Output: Final research report (report.md)

Example:

## Current State of AI in Diagnostics

AI diagnostic tools have achieved significant accuracy in recent years. 
[Multiple studies report 90-95% accuracy in early cancer detection](https://...), 
with [pathology being slightly less accurate at 88%](https://...).

However, [implementation challenges remain in rural hospitals](https://...),
particularly around infrastructure and training requirements.

Reliability Features:

  • Direct URL citations (every claim is traceable)
  • No invented quotes or sources
  • Explicit gap flagging

Key Design Decisions

Why Sequential Pipeline?

Each agent builds on the output of the previous agent. This allows for:

  • Specialization: Each agent focuses on one aspect
  • Quality gates: Poor outputs from one stage affect the next (visible)
  • Debugging: Easy to isolate where quality issues arise
  • Transparency: You can inspect intermediate outputs

Why Human-in-the-Loop?

Research is iterative and guided. After each run:

  • Human reviews findings for accuracy and completeness
  • Human identifies gaps or misconceptions
  • Human provides guidance for next research round
  • System learns from feedback and refines

This prevents:

  • Narrow or biased research (humans catch tunnel vision)
  • Hallucinations (humans validate against domain knowledge)
  • Wasted research (humans redirect effort)

Why Citations First?

Every claim must be traceable to a source:

  • Anti-hallucination: Forces facts to come from real sources
  • Credibility: Readers can verify claims themselves
  • Accountability: Clear lineage from source to report

This means:

  • No invented quotes
  • No made-up statistics
  • No synthesis without source attribution

Why Multi-Day Memory?

Research questions are complex and often require multiple rounds:

  • Context preservation: Remember what was already researched
  • Deduplication: Avoid re-crawling the same sources
  • Iteration: Build on prior findings, not restart each time

The system uses LanceDB to store:

  • Prior research outputs
  • Extracted claims and sources
  • Crawler history (to avoid redundant searches)

LLM Configuration

All agents use a single LLM (configurable via .env):

  • Model: Set OPENROUTER_MODEL_NAME
  • Provider: OpenRouter supports most major LLM providers
  • Trade-off: Faster models (Haiku) for speed; better models (GPT-4, Claude) for accuracy

Future versions may use different LLMs for different agents based on complexity.

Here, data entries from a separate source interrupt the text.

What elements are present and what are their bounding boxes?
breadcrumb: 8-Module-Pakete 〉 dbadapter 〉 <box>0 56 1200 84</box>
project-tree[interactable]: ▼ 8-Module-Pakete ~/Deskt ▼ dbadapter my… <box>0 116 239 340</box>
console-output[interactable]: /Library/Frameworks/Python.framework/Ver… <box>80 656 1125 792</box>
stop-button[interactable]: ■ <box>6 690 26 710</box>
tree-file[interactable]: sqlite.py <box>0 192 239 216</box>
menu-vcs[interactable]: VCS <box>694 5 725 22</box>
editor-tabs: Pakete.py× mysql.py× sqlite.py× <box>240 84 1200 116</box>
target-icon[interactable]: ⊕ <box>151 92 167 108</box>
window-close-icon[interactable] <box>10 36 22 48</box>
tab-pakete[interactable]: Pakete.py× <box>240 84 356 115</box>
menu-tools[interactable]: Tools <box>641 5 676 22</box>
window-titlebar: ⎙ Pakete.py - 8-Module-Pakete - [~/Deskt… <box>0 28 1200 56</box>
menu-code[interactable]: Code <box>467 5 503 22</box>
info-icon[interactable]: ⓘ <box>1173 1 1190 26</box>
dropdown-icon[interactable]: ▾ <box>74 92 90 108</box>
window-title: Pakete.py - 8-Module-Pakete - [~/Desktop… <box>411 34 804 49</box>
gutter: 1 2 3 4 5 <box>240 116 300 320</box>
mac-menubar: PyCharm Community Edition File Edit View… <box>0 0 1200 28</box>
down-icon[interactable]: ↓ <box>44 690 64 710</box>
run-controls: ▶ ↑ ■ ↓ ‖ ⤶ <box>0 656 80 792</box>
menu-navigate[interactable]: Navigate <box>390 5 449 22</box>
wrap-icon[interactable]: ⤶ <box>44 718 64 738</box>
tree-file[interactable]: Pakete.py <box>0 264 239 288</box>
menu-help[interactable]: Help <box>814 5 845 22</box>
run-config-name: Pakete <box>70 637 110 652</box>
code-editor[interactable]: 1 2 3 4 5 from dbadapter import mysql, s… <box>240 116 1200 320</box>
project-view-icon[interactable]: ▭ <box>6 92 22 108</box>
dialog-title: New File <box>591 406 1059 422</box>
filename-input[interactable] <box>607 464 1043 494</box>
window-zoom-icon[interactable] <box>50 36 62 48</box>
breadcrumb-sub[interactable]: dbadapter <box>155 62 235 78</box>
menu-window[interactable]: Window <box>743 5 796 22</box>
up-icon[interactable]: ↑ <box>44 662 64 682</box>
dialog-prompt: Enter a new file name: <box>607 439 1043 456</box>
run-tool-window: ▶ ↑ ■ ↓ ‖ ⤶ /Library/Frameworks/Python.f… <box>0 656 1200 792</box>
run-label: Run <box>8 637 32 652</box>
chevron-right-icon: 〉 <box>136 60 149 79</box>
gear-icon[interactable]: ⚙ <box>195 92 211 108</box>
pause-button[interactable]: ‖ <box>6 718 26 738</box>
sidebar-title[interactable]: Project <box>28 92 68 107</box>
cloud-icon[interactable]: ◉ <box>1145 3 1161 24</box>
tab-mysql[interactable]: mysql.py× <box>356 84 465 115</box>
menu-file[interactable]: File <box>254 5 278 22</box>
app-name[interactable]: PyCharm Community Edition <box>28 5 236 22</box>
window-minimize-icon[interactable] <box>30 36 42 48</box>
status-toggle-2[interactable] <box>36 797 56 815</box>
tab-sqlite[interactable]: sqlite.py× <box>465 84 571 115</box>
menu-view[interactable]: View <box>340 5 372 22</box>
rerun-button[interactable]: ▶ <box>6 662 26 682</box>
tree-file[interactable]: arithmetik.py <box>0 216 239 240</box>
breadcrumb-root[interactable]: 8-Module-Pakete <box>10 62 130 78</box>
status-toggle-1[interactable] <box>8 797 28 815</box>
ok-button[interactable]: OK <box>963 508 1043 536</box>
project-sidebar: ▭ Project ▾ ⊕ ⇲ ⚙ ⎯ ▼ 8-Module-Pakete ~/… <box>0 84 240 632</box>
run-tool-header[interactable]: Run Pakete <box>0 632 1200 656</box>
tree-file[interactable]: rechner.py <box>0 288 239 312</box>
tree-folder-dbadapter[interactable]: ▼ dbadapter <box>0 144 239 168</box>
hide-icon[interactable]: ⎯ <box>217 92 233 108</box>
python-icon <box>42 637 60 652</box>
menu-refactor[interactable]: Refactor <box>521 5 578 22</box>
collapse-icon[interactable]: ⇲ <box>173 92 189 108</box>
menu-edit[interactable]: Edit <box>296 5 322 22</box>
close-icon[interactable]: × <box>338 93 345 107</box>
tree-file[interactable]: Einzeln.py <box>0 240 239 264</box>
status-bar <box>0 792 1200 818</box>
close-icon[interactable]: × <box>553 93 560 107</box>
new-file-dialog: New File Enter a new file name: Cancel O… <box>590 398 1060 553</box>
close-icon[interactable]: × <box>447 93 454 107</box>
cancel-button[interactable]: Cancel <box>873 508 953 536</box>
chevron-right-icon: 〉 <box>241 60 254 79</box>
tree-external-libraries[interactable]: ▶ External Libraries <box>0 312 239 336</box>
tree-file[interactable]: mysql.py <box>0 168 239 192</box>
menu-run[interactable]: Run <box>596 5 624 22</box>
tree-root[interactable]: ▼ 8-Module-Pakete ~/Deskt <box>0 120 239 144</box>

Reliability Pipeline Summary

Research Topic
[Planning] Identify gaps and search strategy
[Crawling] Quality-filtered source discovery
[Extraction] Verbatim claim extraction with confidence
[Synthesis] Cross-source pattern identification + contradiction flagging
[Reporting] Direct URL citations, gap flagging
Publication-Ready, Verified, Cited Report

Each stage includes checks to ensure reliability:

  1. Source filtering (web crawler)
  2. Confidence scoring (extractor)
  3. Pattern & contradiction detection (synthesis)
  4. Explicit gap identification (reporter)

The result is research output you can trust and cite.